India has made "no additional commitments" over similar agreements signed with the US and other countries, the Indian government insisted.
The Nuclear Cooperation Agreement, signed in the presence of Indian Prime Minister Narendra Modi and his Japanese counterpart Shinzo Abe in Tokyo on Friday, talks about 'Views and Understanding' wherein the Japanese side has quoted India's September 2008 declaration of unilateral moratorium on atomic tests and said if this commitment is violated, the deal will terminate, PTI reported.
"The termination clause is there in other NCAs (nuclear cooperation agreements) we have signed, including with the US (Article 14). However, the circumstances triggering a possible termination are never sharply defined. Consideration also has to be given to mitigating factors," a source told PTI.
Given Japan's special sensitivities as the only nation to have suffered a nuclear attack, "it was felt that their views should be recorded in a separate Note. The Note is a record by the negotiators of respective views on certain issues", the source added.

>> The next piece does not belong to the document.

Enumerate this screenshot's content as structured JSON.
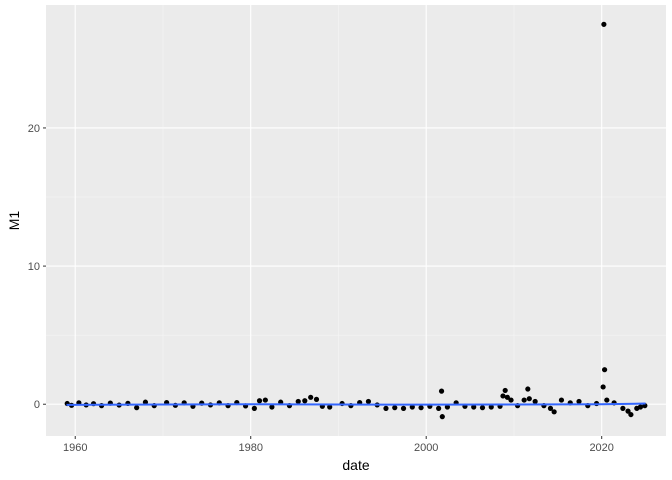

"It states, on the one hand, what could be Japan's views in advance on what is a hypothetical situation; that is their national prerogative. At the same time it also records India's position on the same issue, which is a reiteration of the September 2008 commitments. No change is envisaged from those commitments and no, repeat no, additional commitments have been made by India," PTI reported the source as saying.
According to the source, the nuclear agreement with Japan "follows the same template (as the US) but compresses the developments which have taken place since 2007. It reflects commitments which were made at the time of the NSG waiver in 2008, many of which were unilateral in nature."
Japan has made an exception by signing the atomic cooperation agreement with India, given that it is a non-signatory to the Nuclear Non-Proliferation Treaty (NPT).
India's foreign secretary S Jaishankar called the deal strikingly similar to atomic agreements India inked with the US and most of the other countries, with provisions like 'termination' clause.
"This agreement is a legal framework that India will act responsibly in peaceful uses of nuclear energy and also in Non-Proliferation regime even though India is not a participant or signatory of NPT," Abe had said after signing the deal.